Working at JFCS is not a job, but rather a passion, and it truly feels meaningful to support the needs of the community. I have been working with seniors more than 8 years. I suppose it was something that has come more than natural to me, growing up with 6 grandparents and always being the ‘go-to’ person for all of them. Working with many caregivers, often caring for someone with a primary diagnosis or co-morbidity of a dementia-related diagnosis has given me a perspective and understanding of patience and commitment.
It was one day in the Fall of 2010 that an out-of-town son from a far-away country came into the JFCS office seeking advice for his elderly parents- his mom was a caregiver for his father with Alzheimer’s. This couple literally had, and still has, no one in the immediate area should an emergency arise, or should they need assistance with their daily routine. Due to the time frame involved when the son would still be visiting, an assessment was scheduled within the week.
Mrs. K* was at her dining-room table with her arms crossed in front of her, appearing closed-mouthed and angry, awaiting the arrival of ‘this social worker.’ This position and expression she exhibited remained for the entire assessment, as she refused to speak or partake in this assessment, and begrudgingly signed the necessary documents, including releases of information and client confidentiality, under pressure from her son.
Fast-forward, and I started receiving calls stating that her out-of-town son suggested she call to get Power of Attorney and Living Will documents in place. These documents were obtained, witnessed, and notarized through JFCS. Following this time, after over a year of working with the clients, Mrs. K purchased a home emergency response system, after we recommended she do so- realizing that her husband could no longer dial the telephone, nor understand when or if to call 911.
It was only weeks after purchasing this system, that Mrs. K fell in the kitchen while boiling rice, and was able to push the emergency button for immediate assistance and an escort to the Emergency Room to find out it was related due to a need for a pacemaker and a growth on her brain. It was this week during a hospital visit that Mrs. K told me, “You saved my life.”
Slowly, but surely, Mrs.K agreed to accept things like holiday meal deliveries and rides to medical appointments, and she even started to call me, “just to say hello.” Our quarterly visits were not only allowed, but now enjoyed – with a request that tea and cookies must be a part of this visit.

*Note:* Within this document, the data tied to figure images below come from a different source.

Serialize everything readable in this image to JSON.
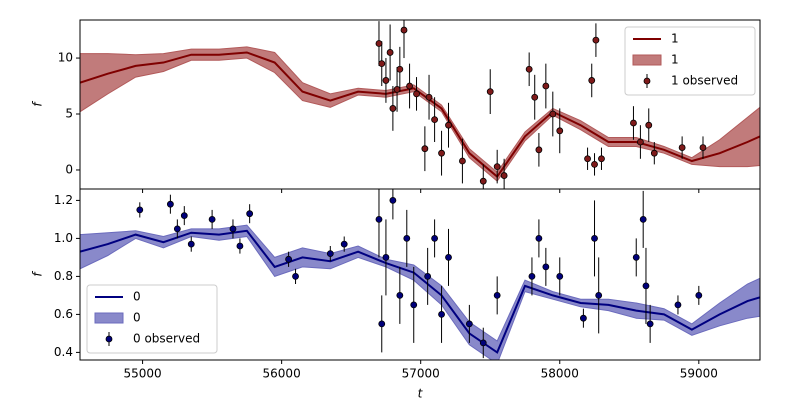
{
  "chart_data": [
    {
      "type": "line",
      "ylabel": "f",
      "legend": "upper right",
      "xlim": [
        54550,
        59440
      ],
      "xticks": [
        55000,
        56000,
        57000,
        58000,
        59000
      ],
      "ylim": [
        -1.7,
        13.4
      ],
      "yticks": [
        0,
        5,
        10
      ],
      "x": [
        54550,
        54750,
        54950,
        55150,
        55350,
        55550,
        55750,
        55950,
        56150,
        56350,
        56550,
        56750,
        56950,
        57150,
        57350,
        57550,
        57750,
        57950,
        58150,
        58350,
        58550,
        58750,
        58950,
        59150,
        59350,
        59440
      ],
      "series": [
        {
          "name": "1",
          "color": "#7f0000",
          "values": [
            7.8,
            8.6,
            9.3,
            9.6,
            10.3,
            10.3,
            10.5,
            9.6,
            7.0,
            6.2,
            7.0,
            6.8,
            7.3,
            5.5,
            1.5,
            -0.6,
            3.0,
            5.2,
            4.0,
            2.5,
            2.5,
            1.8,
            0.8,
            1.5,
            2.5,
            3.0
          ]
        },
        {
          "name": "1",
          "color": "#b25a5a",
          "lower": [
            5.2,
            6.8,
            8.3,
            8.8,
            9.8,
            9.8,
            10.0,
            8.7,
            6.2,
            5.6,
            6.7,
            6.5,
            7.0,
            5.2,
            1.1,
            -1.0,
            2.6,
            4.9,
            3.6,
            2.1,
            2.1,
            1.5,
            0.5,
            0.3,
            0.3,
            0.4
          ],
          "upper": [
            10.4,
            10.4,
            10.3,
            10.4,
            10.8,
            10.8,
            11.0,
            10.5,
            7.8,
            6.8,
            7.3,
            7.1,
            7.6,
            5.8,
            1.9,
            -0.2,
            3.4,
            5.5,
            4.4,
            2.9,
            2.9,
            2.1,
            1.1,
            2.7,
            4.7,
            5.6
          ]
        },
        {
          "name": "1 observed",
          "color": "#7f1a1a",
          "x": [
            56700,
            56720,
            56750,
            56780,
            56800,
            56830,
            56850,
            56880,
            56920,
            56970,
            57030,
            57060,
            57100,
            57150,
            57200,
            57300,
            57450,
            57500,
            57550,
            57600,
            57780,
            57820,
            57850,
            57900,
            57950,
            58000,
            58200,
            58230,
            58250,
            58260,
            58300,
            58530,
            58580,
            58640,
            58680,
            58880,
            59030
          ],
          "values": [
            11.3,
            9.5,
            8.0,
            10.5,
            5.5,
            7.2,
            9.0,
            12.5,
            7.5,
            6.8,
            1.9,
            6.5,
            4.5,
            1.5,
            4.0,
            0.8,
            -1.0,
            7.0,
            0.3,
            -0.5,
            9.0,
            6.5,
            1.8,
            7.5,
            5.0,
            3.5,
            1.0,
            8.0,
            0.5,
            11.6,
            1.0,
            4.2,
            2.5,
            4.0,
            1.5,
            2.0,
            2.0
          ],
          "errors": [
            2,
            2,
            2,
            2.5,
            2,
            2,
            2,
            2.5,
            2,
            1.5,
            2,
            2,
            2,
            2,
            2,
            2,
            1.5,
            2,
            1.5,
            1.5,
            1.5,
            2,
            1.5,
            2,
            2,
            2,
            1,
            1.5,
            1,
            1.5,
            1,
            1.5,
            1.5,
            1.5,
            1,
            1,
            1
          ]
        }
      ]
    },
    {
      "type": "line",
      "ylabel": "f",
      "xlabel": "t",
      "legend": "lower left",
      "xlim": [
        54550,
        59440
      ],
      "xticks": [
        55000,
        56000,
        57000,
        58000,
        59000
      ],
      "ylim": [
        0.36,
        1.26
      ],
      "yticks": [
        0.4,
        0.6,
        0.8,
        {
          "value": 1,
          "label": "1.0"
        },
        1.2
      ],
      "x": [
        54550,
        54750,
        54950,
        55150,
        55350,
        55550,
        55750,
        55950,
        56150,
        56350,
        56550,
        56750,
        56950,
        57150,
        57350,
        57550,
        57750,
        57950,
        58150,
        58350,
        58550,
        58750,
        58950,
        59150,
        59350,
        59440
      ],
      "series": [
        {
          "name": "0",
          "color": "#000080",
          "values": [
            0.93,
            0.97,
            1.02,
            0.98,
            1.03,
            1.02,
            1.04,
            0.85,
            0.9,
            0.88,
            0.93,
            0.87,
            0.82,
            0.7,
            0.5,
            0.4,
            0.75,
            0.7,
            0.66,
            0.65,
            0.62,
            0.6,
            0.52,
            0.6,
            0.67,
            0.69
          ]
        },
        {
          "name": "0",
          "color": "#6b6bbd",
          "lower": [
            0.84,
            0.91,
            1.0,
            0.95,
            1.01,
            0.99,
            1.01,
            0.8,
            0.85,
            0.84,
            0.9,
            0.85,
            0.78,
            0.65,
            0.44,
            0.34,
            0.72,
            0.68,
            0.64,
            0.62,
            0.58,
            0.57,
            0.49,
            0.54,
            0.58,
            0.59
          ],
          "upper": [
            1.02,
            1.03,
            1.04,
            1.01,
            1.05,
            1.05,
            1.07,
            0.9,
            0.95,
            0.92,
            0.96,
            0.89,
            0.86,
            0.75,
            0.56,
            0.46,
            0.78,
            0.72,
            0.68,
            0.68,
            0.66,
            0.63,
            0.55,
            0.66,
            0.76,
            0.79
          ]
        },
        {
          "name": "0 observed",
          "color": "#00007a",
          "x": [
            54980,
            55200,
            55250,
            55300,
            55350,
            55500,
            55650,
            55700,
            55770,
            56050,
            56100,
            56350,
            56450,
            56700,
            56720,
            56750,
            56800,
            56850,
            56900,
            56950,
            57050,
            57100,
            57150,
            57200,
            57350,
            57450,
            57550,
            57800,
            57850,
            57900,
            58000,
            58170,
            58250,
            58280,
            58550,
            58600,
            58620,
            58650,
            58850,
            59000
          ],
          "values": [
            1.15,
            1.18,
            1.05,
            1.12,
            0.97,
            1.1,
            1.05,
            0.96,
            1.13,
            0.89,
            0.8,
            0.92,
            0.97,
            1.1,
            0.55,
            0.9,
            1.2,
            0.7,
            1.0,
            0.65,
            0.8,
            1.0,
            0.6,
            0.9,
            0.55,
            0.45,
            0.7,
            0.8,
            1.0,
            0.85,
            0.8,
            0.58,
            1.0,
            0.7,
            0.9,
            1.1,
            0.75,
            0.55,
            0.65,
            0.7
          ],
          "errors": [
            0.04,
            0.05,
            0.05,
            0.05,
            0.04,
            0.05,
            0.05,
            0.04,
            0.05,
            0.04,
            0.04,
            0.04,
            0.04,
            0.2,
            0.15,
            0.2,
            0.1,
            0.15,
            0.15,
            0.2,
            0.15,
            0.1,
            0.15,
            0.15,
            0.1,
            0.08,
            0.1,
            0.1,
            0.1,
            0.1,
            0.1,
            0.05,
            0.2,
            0.2,
            0.1,
            0.15,
            0.2,
            0.1,
            0.05,
            0.05
          ]
        }
      ]
    }
  ]
}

Most recently, Mrs. K enrolled her husband in an Adult Medical Day Center three days per week, providing her respite, all free through the Veterans Administration, at the suggestion of the JFCS. Now, as a testament to Mrs. K’s experience, several of her friends and friends’ children have called JFCS and requested to become a client of JFCS, wanting the comfort and reassurance that Mrs. K has attested to.
Last week for Thanksgiving meal deliveries, one of JFCS’ board members was assigned to deliver meals to Mrs. & Mr. K. As I was in the office when this board member returned, she shared the couples’ rave reviews and praise for all that JFCS does for them. The board member told Mrs. K that she would be sure to “tell her social worker everything that she has said.” To which Mrs K responded, ‘There is no need, you don’t need to tell her, I tell her myself every time that I speak with her, which is quite often. After all, she is the daughter I never had.’
Whether it is running a caregiver support group, visiting a client in the home, or receiving a call from an out of town child, my role confirms that I am in the right place to make a difference for my clients.”